Molplex regards drug discovery as a big data and search optimization problem. Clouds Against Disease uses its computational molecular discovery platform to automate decision making that is traditionally the scientists’ task.
"Instead of having teams of scientists scanning chemical information, our software searches for structures that have multiple properties matching the search criteria," explains Leahy. "When we integrate that with highly automated chemical synthesis and screening, it becomes a much more efficient and productive way of doing drug discovery."
Data Manipulation on a Larger Scale
In a recent pre-clinical study, the company applied its computational platform to more than 10,000 chemical structure and biological activity data sets. This action generated 750,000 predictive relationships between chemical structure and biological effect. After generating numerous possible outcomes, Molplex then used the same validation criteria that scientists would use to narrow down the 750,000 relationships to just 23,000 models covering 1,000 biological and physico-chemical properties, a relatively small data set that humans could then manage. "It would have taken hundreds of scientists several years to do this the conventional way," Leahy
Windows Azure was critical to the success of Clouds Against Disease. Molplex can access 100 or more Windows Azure nodes—in effect, virtual servers—to process data rapidly. The physical-world alternative would be to source, purchase, provision, and then manage 100 physical servers, which represents a significant investment in up-front costs. Before they could begin drug research, scientists taking this traditional approach would have to raise millions of dollars, but Windows Azure helps eliminate start-up costs by allowing new companies to pay for only what they use in computing resources.

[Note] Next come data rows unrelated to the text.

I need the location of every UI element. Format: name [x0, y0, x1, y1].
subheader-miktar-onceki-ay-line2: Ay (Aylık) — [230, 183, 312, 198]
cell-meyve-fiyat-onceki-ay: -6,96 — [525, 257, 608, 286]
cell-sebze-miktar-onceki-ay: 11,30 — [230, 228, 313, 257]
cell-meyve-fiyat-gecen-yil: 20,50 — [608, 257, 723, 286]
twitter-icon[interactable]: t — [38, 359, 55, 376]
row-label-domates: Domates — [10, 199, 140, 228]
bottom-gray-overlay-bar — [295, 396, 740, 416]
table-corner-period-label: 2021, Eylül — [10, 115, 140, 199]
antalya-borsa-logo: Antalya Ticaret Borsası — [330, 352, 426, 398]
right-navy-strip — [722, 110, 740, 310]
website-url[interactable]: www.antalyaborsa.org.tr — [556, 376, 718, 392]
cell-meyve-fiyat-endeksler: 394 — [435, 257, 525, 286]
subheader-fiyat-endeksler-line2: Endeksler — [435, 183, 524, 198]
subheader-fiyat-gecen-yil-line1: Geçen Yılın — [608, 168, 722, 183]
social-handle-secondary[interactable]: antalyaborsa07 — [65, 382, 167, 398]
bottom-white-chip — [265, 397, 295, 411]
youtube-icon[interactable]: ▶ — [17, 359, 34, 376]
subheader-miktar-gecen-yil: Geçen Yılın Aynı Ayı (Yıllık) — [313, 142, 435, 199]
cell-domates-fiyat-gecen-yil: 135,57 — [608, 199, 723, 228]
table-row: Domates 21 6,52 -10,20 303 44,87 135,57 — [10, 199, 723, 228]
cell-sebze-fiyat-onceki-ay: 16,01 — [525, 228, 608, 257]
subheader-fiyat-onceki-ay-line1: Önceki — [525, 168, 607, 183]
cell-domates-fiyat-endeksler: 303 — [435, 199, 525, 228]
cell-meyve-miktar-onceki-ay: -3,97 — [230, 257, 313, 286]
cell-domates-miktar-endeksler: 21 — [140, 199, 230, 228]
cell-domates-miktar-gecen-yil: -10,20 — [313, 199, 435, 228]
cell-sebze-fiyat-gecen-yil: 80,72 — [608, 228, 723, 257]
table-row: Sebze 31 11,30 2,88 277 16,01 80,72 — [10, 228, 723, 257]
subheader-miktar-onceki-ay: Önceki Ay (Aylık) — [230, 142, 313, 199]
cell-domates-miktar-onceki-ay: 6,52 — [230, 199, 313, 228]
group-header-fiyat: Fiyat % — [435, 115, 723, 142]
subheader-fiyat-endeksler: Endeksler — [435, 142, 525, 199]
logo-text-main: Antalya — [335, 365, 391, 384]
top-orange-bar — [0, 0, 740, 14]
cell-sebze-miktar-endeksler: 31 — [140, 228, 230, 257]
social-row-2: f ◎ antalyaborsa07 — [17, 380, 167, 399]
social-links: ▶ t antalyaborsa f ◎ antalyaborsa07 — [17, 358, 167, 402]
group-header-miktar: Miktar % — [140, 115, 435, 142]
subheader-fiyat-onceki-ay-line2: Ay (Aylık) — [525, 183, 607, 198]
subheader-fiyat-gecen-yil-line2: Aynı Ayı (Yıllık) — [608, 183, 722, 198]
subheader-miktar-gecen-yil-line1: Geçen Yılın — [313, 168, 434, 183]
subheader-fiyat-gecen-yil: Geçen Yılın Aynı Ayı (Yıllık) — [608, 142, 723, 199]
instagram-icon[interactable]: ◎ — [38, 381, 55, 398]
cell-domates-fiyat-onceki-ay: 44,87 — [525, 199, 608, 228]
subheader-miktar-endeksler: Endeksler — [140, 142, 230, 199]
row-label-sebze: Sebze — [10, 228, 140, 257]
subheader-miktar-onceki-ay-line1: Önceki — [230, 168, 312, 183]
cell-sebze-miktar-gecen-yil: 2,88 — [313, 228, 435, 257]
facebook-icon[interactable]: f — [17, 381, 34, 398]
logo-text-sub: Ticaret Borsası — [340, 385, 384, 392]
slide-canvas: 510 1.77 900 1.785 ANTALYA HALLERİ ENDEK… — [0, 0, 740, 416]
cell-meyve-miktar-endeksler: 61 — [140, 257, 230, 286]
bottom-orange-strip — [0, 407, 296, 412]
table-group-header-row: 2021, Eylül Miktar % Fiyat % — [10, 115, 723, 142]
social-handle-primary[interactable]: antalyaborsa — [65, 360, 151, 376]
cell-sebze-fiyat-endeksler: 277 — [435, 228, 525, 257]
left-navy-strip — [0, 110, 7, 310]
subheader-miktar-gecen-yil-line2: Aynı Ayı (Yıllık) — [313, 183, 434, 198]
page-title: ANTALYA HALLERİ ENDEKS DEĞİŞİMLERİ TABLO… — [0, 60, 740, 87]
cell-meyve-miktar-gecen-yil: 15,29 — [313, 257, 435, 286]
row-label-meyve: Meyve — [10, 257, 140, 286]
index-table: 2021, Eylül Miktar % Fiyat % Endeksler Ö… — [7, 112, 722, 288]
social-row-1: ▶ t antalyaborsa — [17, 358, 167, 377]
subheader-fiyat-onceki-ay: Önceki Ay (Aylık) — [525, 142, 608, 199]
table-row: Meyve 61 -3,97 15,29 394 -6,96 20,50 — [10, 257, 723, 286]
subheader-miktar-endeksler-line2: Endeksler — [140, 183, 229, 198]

Vladimir J. Sykora, co-founder and chief operating officer for Molplex, explains that the Molplex computational platform runs algorithms his company developed to calculate the numerical properties of molecules rapidly. Consequently, Molplex has been able to produce drug discovery results on a much larger scale than what was previously feasible. "We would not have been able to predict so many compounds without the cloud computing resources enabled by Windows Azure," asserts Sykora. "The speed and high level of detail provided by Windows Azure allow us to explore far beyond what would have been possible with traditional hardware resources."
Fighting Tropical Diseases
Molplex is embarking on a new collaboration with the Malaysian government to search for drugs that fight tropical diseases. This search has always been a lower priority for drug companies because the market is smaller, making it a less desirable commercial prospect. The traditional drug discovery program is geared to $1 billion a year blockbuster drugs; however, there are fewer opportunities today for drugs with that level of commercial potential.
Increasingly, scientists are researching tropical diseases that affect smaller populations; radically reducing the cost of drug discovery makes it feasible for scientists to tackle them. "Unlocking drug discovery technology from a physical location with the cloud has tremendous potential to help researchers work on curing these diseases faster and at less cost," asserts Leahy, "wherever they are in the world."